Ce tableau est brossé à grands traits et masque plus d’une question, en particulier celle des variations relatives des proportions d’unilingues francophones et de bilingues. S’il semble certain que la proportion des unilingues alsaciens est en baisse, il est moins clair de distinguer l’accroissement relatif de la proportion d’unilingues francophones de celles des bilingues. Pendant ces vingt dernières années, les bilingues ont gagné du terrain (Tabouret-Keller & Luckel, 1981 a, b) : non seulement ils sont devenus plus nombreux mais surtout ils ont de plus en plus souvent l’occasion d’employer les deux langues, surtout à cause de la grande facilité des moyens de communication et de transport actuels mais aussi à cause de la transformation de la vocation des populations rurales dont à la fin des années 1970, sur 100 actifs, seuls 4,7 % encore ont une activité proprement agricole (Aubry, 1979). Si par hypothèse l’on admettait qu’une importante majorité de la population est bilingue et que l’emploi de l’alsacien tend à se restreindre, ce serait alors la proportion des unilingues francophones qui se trouverait en voie d’accroissement. Les données dont nous disposons actuellement ne permettent pas de l’affirmer de manière univoque, non pas parce qu’elles ne seraient pas claires sur ce point mais parce qu’elles sont totalement insuffisantes : par exemple, il est très difficile d’évaluer la dynamique des changements linguistiques dans une ville comme Strasbourg. De plus, comme nous allons le voir, les données quantitatives se prêtent à des interprétations qui peuvent diverger.

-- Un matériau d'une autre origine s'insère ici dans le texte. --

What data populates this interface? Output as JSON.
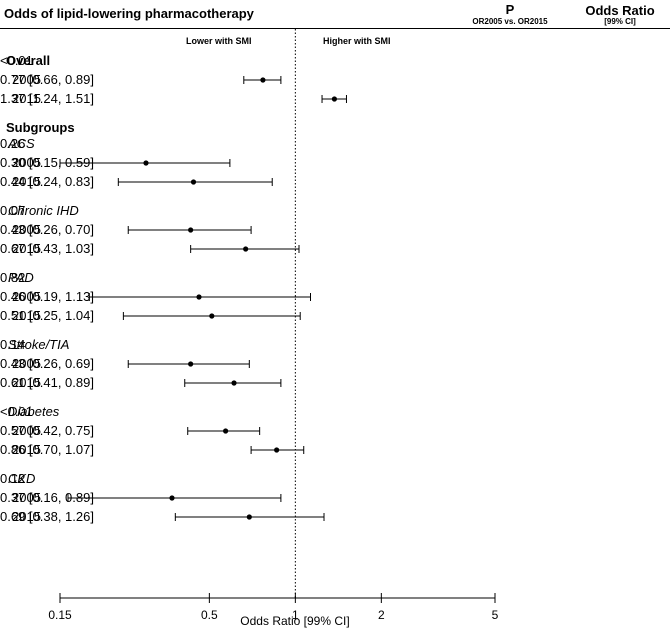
{
  "header": {
    "title": "Odds of lipid-lowering pharmacotherapy",
    "p_label": "P",
    "p_sublabel": "OR2005 vs. OR2015",
    "or_label": "Odds Ratio",
    "or_sublabel": "[99% CI]",
    "lower_label": "Lower with SMI",
    "higher_label": "Higher with SMI"
  },
  "chart_data": {
    "type": "forest",
    "xlabel": "Odds Ratio [99% CI]",
    "xscale": "log",
    "xlim": [
      0.15,
      5
    ],
    "xticks": [
      0.15,
      0.5,
      1,
      2,
      5
    ],
    "xtick_labels": [
      "0.15",
      "0.5",
      "1",
      "2",
      "5"
    ],
    "reference_line": 1,
    "sections": [
      {
        "label": "Overall",
        "style": "section",
        "p": "<0.01",
        "rows": [
          {
            "label": "2005",
            "or": 0.77,
            "lo": 0.66,
            "hi": 0.89,
            "text": "0.77 [0.66, 0.89]"
          },
          {
            "label": "2015",
            "or": 1.37,
            "lo": 1.24,
            "hi": 1.51,
            "text": "1.37 [1.24, 1.51]"
          }
        ]
      },
      {
        "label": "Subgroups",
        "style": "section",
        "p": "",
        "rows": []
      },
      {
        "label": "ACS",
        "style": "group",
        "p": "0.26",
        "rows": [
          {
            "label": "2005",
            "or": 0.3,
            "lo": 0.15,
            "hi": 0.59,
            "text": "0.30 [0.15, 0.59]"
          },
          {
            "label": "2015",
            "or": 0.44,
            "lo": 0.24,
            "hi": 0.83,
            "text": "0.44 [0.24, 0.83]"
          }
        ]
      },
      {
        "label": "Chronic IHD",
        "style": "group",
        "p": "0.07",
        "rows": [
          {
            "label": "2005",
            "or": 0.43,
            "lo": 0.26,
            "hi": 0.7,
            "text": "0.43 [0.26, 0.70]"
          },
          {
            "label": "2015",
            "or": 0.67,
            "lo": 0.43,
            "hi": 1.03,
            "text": "0.67 [0.43, 1.03]"
          }
        ]
      },
      {
        "label": "PAD",
        "style": "group",
        "p": "0.82",
        "rows": [
          {
            "label": "2005",
            "or": 0.46,
            "lo": 0.19,
            "hi": 1.13,
            "text": "0.46 [0.19, 1.13]"
          },
          {
            "label": "2015",
            "or": 0.51,
            "lo": 0.25,
            "hi": 1.04,
            "text": "0.51 [0.25, 1.04]"
          }
        ]
      },
      {
        "label": "Stroke/TIA",
        "style": "group",
        "p": "0.14",
        "rows": [
          {
            "label": "2005",
            "or": 0.43,
            "lo": 0.26,
            "hi": 0.69,
            "text": "0.43 [0.26, 0.69]"
          },
          {
            "label": "2015",
            "or": 0.61,
            "lo": 0.41,
            "hi": 0.89,
            "text": "0.61 [0.41, 0.89]"
          }
        ]
      },
      {
        "label": "Diabetes",
        "style": "group",
        "p": "<0.01",
        "rows": [
          {
            "label": "2005",
            "or": 0.57,
            "lo": 0.42,
            "hi": 0.75,
            "text": "0.57 [0.42, 0.75]"
          },
          {
            "label": "2015",
            "or": 0.86,
            "lo": 0.7,
            "hi": 1.07,
            "text": "0.86 [0.70, 1.07]"
          }
        ]
      },
      {
        "label": "CKD",
        "style": "group",
        "p": "0.12",
        "rows": [
          {
            "label": "2005",
            "or": 0.37,
            "lo": 0.16,
            "hi": 0.89,
            "text": "0.37 [0.16, 0.89]"
          },
          {
            "label": "2015",
            "or": 0.69,
            "lo": 0.38,
            "hi": 1.26,
            "text": "0.69 [0.38, 1.26]"
          }
        ]
      }
    ]
  }
}
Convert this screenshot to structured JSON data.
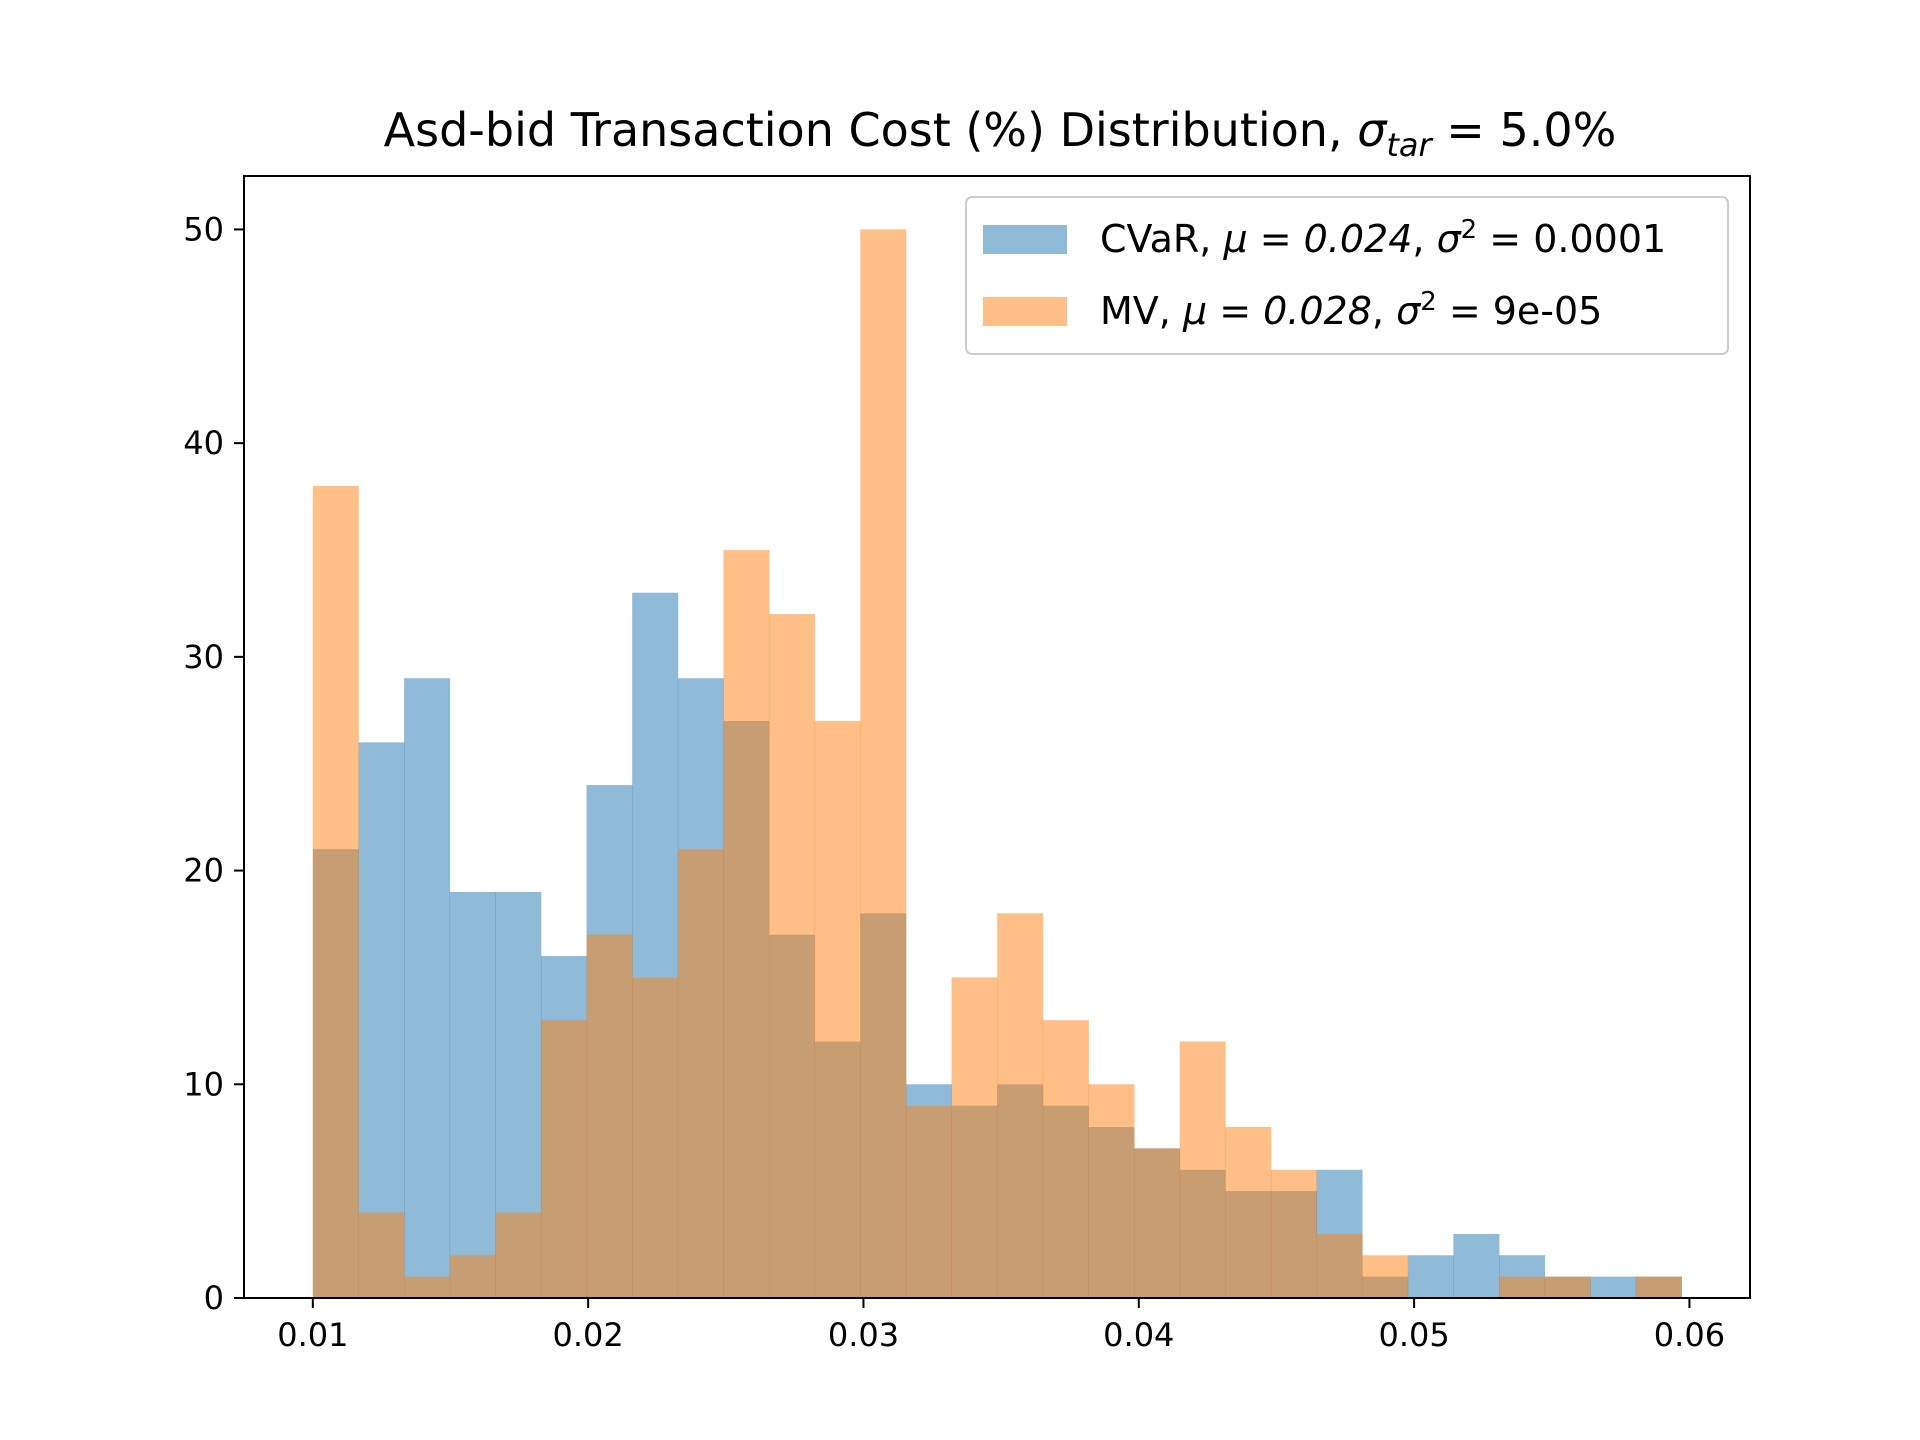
{
  "chart_data": {
    "type": "bar",
    "subtype": "overlapping-histogram",
    "title": {
      "prefix": "Asd-bid Transaction Cost (%) Distribution, ",
      "symbol": "σ",
      "subscript": "tar",
      "suffix": " = 5.0%"
    },
    "xlabel": "",
    "ylabel": "",
    "xlim": [
      0.0075,
      0.0622
    ],
    "ylim": [
      0,
      52.5
    ],
    "xticks": [
      0.01,
      0.02,
      0.03,
      0.04,
      0.05,
      0.06
    ],
    "xtick_labels": [
      "0.01",
      "0.02",
      "0.03",
      "0.04",
      "0.05",
      "0.06"
    ],
    "yticks": [
      0,
      10,
      20,
      30,
      40,
      50
    ],
    "ytick_labels": [
      "0",
      "10",
      "20",
      "30",
      "40",
      "50"
    ],
    "grid": false,
    "legend_position": "top-right",
    "series": [
      {
        "name": "CVaR",
        "legend": {
          "label": "CVaR, ",
          "mu": "μ = 0.024",
          "sep": ", ",
          "sigma": "σ",
          "sup": "2",
          "rest": " = 0.0001"
        },
        "color": "#1f77b4",
        "alpha": 0.5,
        "bin_start": 0.01,
        "bin_width": 0.0016571,
        "counts": [
          21,
          26,
          29,
          19,
          19,
          16,
          24,
          33,
          29,
          27,
          17,
          12,
          18,
          10,
          9,
          10,
          9,
          8,
          7,
          6,
          5,
          5,
          6,
          1,
          2,
          3,
          2,
          1,
          1,
          1
        ]
      },
      {
        "name": "MV",
        "legend": {
          "label": "MV, ",
          "mu": "μ = 0.028",
          "sep": ", ",
          "sigma": "σ",
          "sup": "2",
          "rest": " = 9e-05"
        },
        "color": "#ff7f0e",
        "alpha": 0.5,
        "bin_start": 0.01,
        "bin_width": 0.0016571,
        "counts": [
          38,
          4,
          1,
          2,
          4,
          13,
          17,
          15,
          21,
          35,
          32,
          27,
          50,
          9,
          15,
          18,
          13,
          10,
          7,
          12,
          8,
          6,
          3,
          2,
          0,
          0,
          1,
          1,
          0,
          1
        ]
      }
    ]
  }
}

Enfin, une difficulté supplémentaire réside dans le type d’esquisse que nous avons tenté : il laisse dans l’ombre la question de l’éventail des emplois actifs de chacune des langues en présence. Il se produit fréquemment que l’une des deux langues ne soit employée que bien rarement : le français dans telle famille rurale où les grands-parents, uniquement dialectophones, partagent la vie quotidienne, l’alsacien dans telle famille urbaine où, par exemple, les grands-parents dialectophones sont décédés. De manière générale, les différents domaines de la vie sociale (domaine des professions, des associations, du voisinage, du marché etc.) exigent, d’une façon plus ou moins contraignante, l’emploi d’une des deux langues. Pour tel Strasbourgeois qui a grandi dans un village du Kochersberg et n’est venu résider en ville, à la faveur d’un emploi urbain, qu’après son service militaire et après son mariage avec une jeune femme « de l’intérieur », les occasions de l’emploi de l’alsacien se raréfient : l’exercice de sa profession (dans les bureaux de l’agence centrale d’une banque) ne l’exige pas (mais il l’emploie épisodiquement avec tels de ses collègues), sa vie familiale non plus, son voisinage non plus (il habite à Hautepierre en attendant que sa propre maison soit terminée à Graffenstaden). Ses enfants comprendront encore l’alsacien, ils l’emploieront même un peu du fait des relations familiales au village, néanmoins la connaissance qu’ils en auront pourra être qualifiée de passive.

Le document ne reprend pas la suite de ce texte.